One of my favorite jokes is particularly funny because many of us find it true. The joke goes like this: Have you heard of Cable TV dinners? Two hundred choices, but none of them are any good!
Between vintage TV channels (like ME TV or Antenna TV), the Internet (with Hulu, Netflix and YouTube) and the availability of DVD sets, we are no longer limited by “what’s happening now.” We can choose our favorite shows from the last 60 years — and probably find them!
The British say it well, “There is no accounting for taste.” Today, I am going to share my taste in television shows. You, my readers, are welcome to email me a list of yours, if you like.

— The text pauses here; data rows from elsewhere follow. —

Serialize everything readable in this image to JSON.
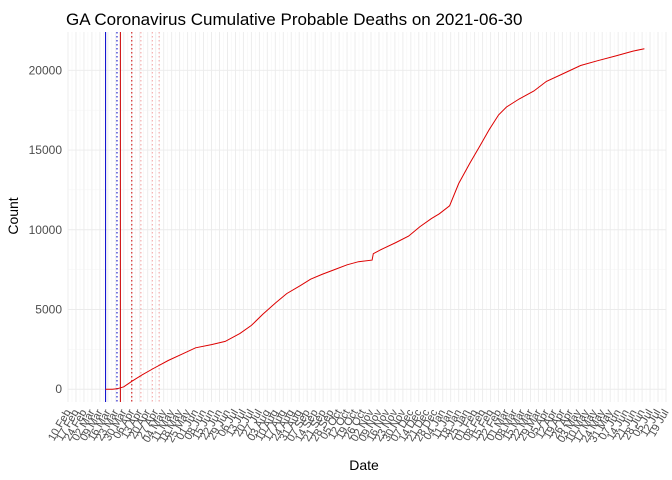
{
  "chart_data": {
    "type": "line",
    "title": "GA Coronavirus Cumulative Probable Deaths on 2021-06-30",
    "xlabel": "Date",
    "ylabel": "Count",
    "ylim": [
      -800,
      22400
    ],
    "yticks": [
      0,
      5000,
      10000,
      15000,
      20000
    ],
    "xlim": [
      "2020-02-10",
      "2021-07-19"
    ],
    "grid": true,
    "xtick_labels": [
      "10 Feb",
      "17 Feb",
      "24 Feb",
      "02 Mar",
      "09 Mar",
      "16 Mar",
      "23 Mar",
      "30 Mar",
      "06 Apr",
      "13 Apr",
      "20 Apr",
      "27 Apr",
      "04 May",
      "11 May",
      "18 May",
      "25 May",
      "01 Jun",
      "08 Jun",
      "15 Jun",
      "22 Jun",
      "29 Jun",
      "06 Jul",
      "13 Jul",
      "20 Jul",
      "27 Jul",
      "03 Aug",
      "10 Aug",
      "17 Aug",
      "24 Aug",
      "31 Aug",
      "07 Sep",
      "14 Sep",
      "21 Sep",
      "28 Sep",
      "05 Oct",
      "12 Oct",
      "19 Oct",
      "26 Oct",
      "02 Nov",
      "09 Nov",
      "16 Nov",
      "23 Nov",
      "30 Nov",
      "07 Dec",
      "14 Dec",
      "21 Dec",
      "28 Dec",
      "04 Jan",
      "11 Jan",
      "18 Jan",
      "25 Jan",
      "01 Feb",
      "08 Feb",
      "15 Feb",
      "22 Feb",
      "01 Mar",
      "08 Mar",
      "15 Mar",
      "22 Mar",
      "29 Mar",
      "05 Apr",
      "12 Apr",
      "19 Apr",
      "26 Apr",
      "03 May",
      "10 May",
      "17 May",
      "24 May",
      "31 May",
      "07 Jun",
      "14 Jun",
      "21 Jun",
      "28 Jun",
      "05 Jul",
      "12 Jul",
      "19 Jul"
    ],
    "vertical_lines": [
      {
        "date": "2020-03-14",
        "color": "#0000cc",
        "style": "solid"
      },
      {
        "date": "2020-03-24",
        "color": "#0000cc",
        "style": "dotted"
      },
      {
        "date": "2020-03-27",
        "color": "#cc0000",
        "style": "solid"
      },
      {
        "date": "2020-04-06",
        "color": "#cc0000",
        "style": "dotted"
      },
      {
        "date": "2020-04-14",
        "color": "#f4a0a0",
        "style": "dotted"
      },
      {
        "date": "2020-04-24",
        "color": "#f4a0a0",
        "style": "dotted"
      },
      {
        "date": "2020-04-30",
        "color": "#f4a0a0",
        "style": "dotted"
      }
    ],
    "series": [
      {
        "color": "#dd0000",
        "x": [
          "2020-03-14",
          "2020-03-20",
          "2020-03-24",
          "2020-03-30",
          "2020-04-06",
          "2020-04-15",
          "2020-04-25",
          "2020-05-08",
          "2020-05-20",
          "2020-06-01",
          "2020-06-15",
          "2020-06-27",
          "2020-07-10",
          "2020-07-20",
          "2020-07-30",
          "2020-08-10",
          "2020-08-20",
          "2020-09-01",
          "2020-09-10",
          "2020-09-20",
          "2020-10-01",
          "2020-10-12",
          "2020-10-22",
          "2020-11-03",
          "2020-11-04",
          "2020-11-12",
          "2020-11-24",
          "2020-12-05",
          "2020-12-15",
          "2020-12-25",
          "2021-01-01",
          "2021-01-10",
          "2021-01-18",
          "2021-01-28",
          "2021-02-06",
          "2021-02-14",
          "2021-02-22",
          "2021-03-01",
          "2021-03-12",
          "2021-03-25",
          "2021-04-05",
          "2021-04-20",
          "2021-05-05",
          "2021-05-20",
          "2021-06-05",
          "2021-06-20",
          "2021-06-30"
        ],
        "y": [
          0,
          0,
          30,
          150,
          500,
          900,
          1300,
          1800,
          2200,
          2600,
          2800,
          3000,
          3500,
          4000,
          4700,
          5400,
          6000,
          6500,
          6900,
          7200,
          7500,
          7800,
          8000,
          8100,
          8500,
          8800,
          9200,
          9600,
          10200,
          10700,
          11000,
          11500,
          12900,
          14200,
          15300,
          16300,
          17200,
          17700,
          18200,
          18700,
          19300,
          19800,
          20300,
          20600,
          20900,
          21200,
          21350
        ]
      }
    ]
  }
}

No. 12, “Murder She Wrote.” True, it is hard to believe that a mystery writer with no connection to the police force or detective agency could stumble across a new body every week. But the program ran for 12 years with 264 episodes. That says something.
No. 11, “Jeeves and Wooster.” Fry and Laurie have the chemistry to highlight the light plots of this British comedy. The 23 episodes were produced during the 1990s.
No. 10, “The Munsters.” The show ran for two years with 70 episodes. A similar show, “The Adams Family,” is also funny, but not as funny as “The Munsters,” in my opinion.
No. 9, “The Honeymooners.” It is the gold standard for situation comedies. The show continued off and on over two decades; the mid-’50s version (with Audrey Meadows) is the most popular, but the hour-long, color version (with Sheila MacRae) features the June Taylor Dancers and songs by the cast. “The Flintstones” are pretty much a cartoon version of “The Honeymooners.”
No. 8, “Perry Mason.” It has to be one of the best mystery shows ever produced. With an amazing cast and plots that kept you glued to your seat, they have been in perpetual syndication.